Other lung tests measure the amount of oxygen in the lungs and in the blood, which is an additional way to see if mucus in the airways is interfering with breathing and the absorption of oxygen.
Children with more advanced cystic fibrosis are often susceptible to infection with a certain type of bacteria, Pseudomonas aeruginosa, which can increase inflammation in the airways and worsen lung function. Doctors at our Pediatric Cystic Fibrosis Center regularly test mucus from the upper airway for the presence of this bacterium. If Pseudomonas is found, our doctors prescribe inhaled antibiotics to eliminate the bacteria and improve lung function.

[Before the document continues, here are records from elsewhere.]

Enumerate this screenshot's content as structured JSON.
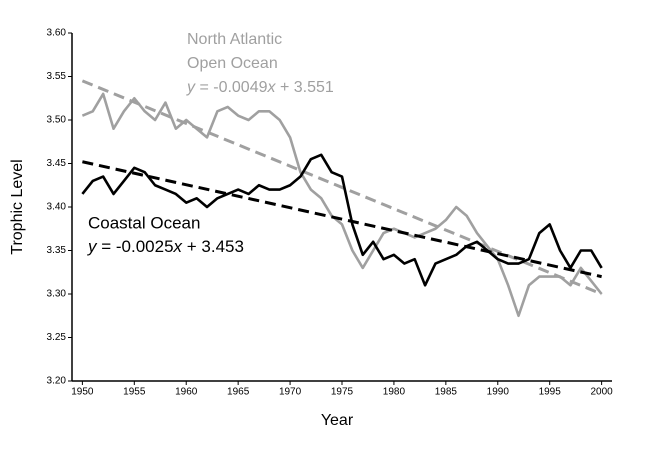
{
  "chart_data": {
    "type": "line",
    "x_label": "Year",
    "y_label": "Trophic Level",
    "x": [
      1950,
      1951,
      1952,
      1953,
      1954,
      1955,
      1956,
      1957,
      1958,
      1959,
      1960,
      1961,
      1962,
      1963,
      1964,
      1965,
      1966,
      1967,
      1968,
      1969,
      1970,
      1971,
      1972,
      1973,
      1974,
      1975,
      1976,
      1977,
      1978,
      1979,
      1980,
      1981,
      1982,
      1983,
      1984,
      1985,
      1986,
      1987,
      1988,
      1989,
      1990,
      1991,
      1992,
      1993,
      1994,
      1995,
      1996,
      1997,
      1998,
      1999,
      2000
    ],
    "trend_x": [
      1950,
      2000
    ],
    "series": [
      {
        "label_lines": [
          "North Atlantic",
          "Open Ocean"
        ],
        "equation": "y = -0.0049x + 3.551",
        "color": "#a0a0a0",
        "values": [
          3.505,
          3.51,
          3.53,
          3.49,
          3.51,
          3.525,
          3.51,
          3.5,
          3.52,
          3.49,
          3.5,
          3.49,
          3.48,
          3.51,
          3.515,
          3.505,
          3.5,
          3.51,
          3.51,
          3.5,
          3.48,
          3.44,
          3.42,
          3.41,
          3.39,
          3.38,
          3.35,
          3.33,
          3.35,
          3.37,
          3.375,
          3.37,
          3.365,
          3.37,
          3.375,
          3.385,
          3.4,
          3.39,
          3.37,
          3.355,
          3.34,
          3.31,
          3.275,
          3.31,
          3.32,
          3.32,
          3.32,
          3.31,
          3.33,
          3.315,
          3.3
        ],
        "trend": [
          3.545,
          3.3
        ]
      },
      {
        "label_lines": [
          "Coastal Ocean"
        ],
        "equation": "y = -0.0025x + 3.453",
        "color": "#000000",
        "values": [
          3.415,
          3.43,
          3.435,
          3.415,
          3.43,
          3.445,
          3.44,
          3.425,
          3.42,
          3.415,
          3.405,
          3.41,
          3.4,
          3.41,
          3.415,
          3.42,
          3.415,
          3.425,
          3.42,
          3.42,
          3.425,
          3.435,
          3.455,
          3.46,
          3.44,
          3.435,
          3.38,
          3.345,
          3.36,
          3.34,
          3.345,
          3.335,
          3.34,
          3.31,
          3.335,
          3.34,
          3.345,
          3.355,
          3.36,
          3.35,
          3.34,
          3.335,
          3.335,
          3.34,
          3.37,
          3.38,
          3.35,
          3.33,
          3.35,
          3.35,
          3.33
        ],
        "trend": [
          3.452,
          3.32
        ]
      }
    ],
    "xlim": [
      1949,
      2001
    ],
    "xticks": [
      1950,
      1955,
      1960,
      1965,
      1970,
      1975,
      1980,
      1985,
      1990,
      1995,
      2000
    ],
    "ylim": [
      3.2,
      3.6
    ],
    "yticks": [
      {
        "value": 3.2,
        "label": "3.20"
      },
      {
        "value": 3.25,
        "label": "3.25"
      },
      {
        "value": 3.3,
        "label": "3.30"
      },
      {
        "value": 3.35,
        "label": "3.35"
      },
      {
        "value": 3.4,
        "label": "3.40"
      },
      {
        "value": 3.45,
        "label": "3.45"
      },
      {
        "value": 3.5,
        "label": "3.50"
      },
      {
        "value": 3.55,
        "label": "3.55"
      },
      {
        "value": 3.6,
        "label": "3.60"
      }
    ]
  }
}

Many children with cystic fibrosis have a chronic cough. If the cough worsens, or the child develops other symptoms, such as an increase in mucus or shortness of breath, an NYU Langone pulmonologist may order a chest X-ray to look for signs of inflammation, infection, and other complications. Sinus X-rays may be used to diagnose sinusitis, another common complication of cystic fibrosis in which the sinuses are repeatedly infected with bacteria.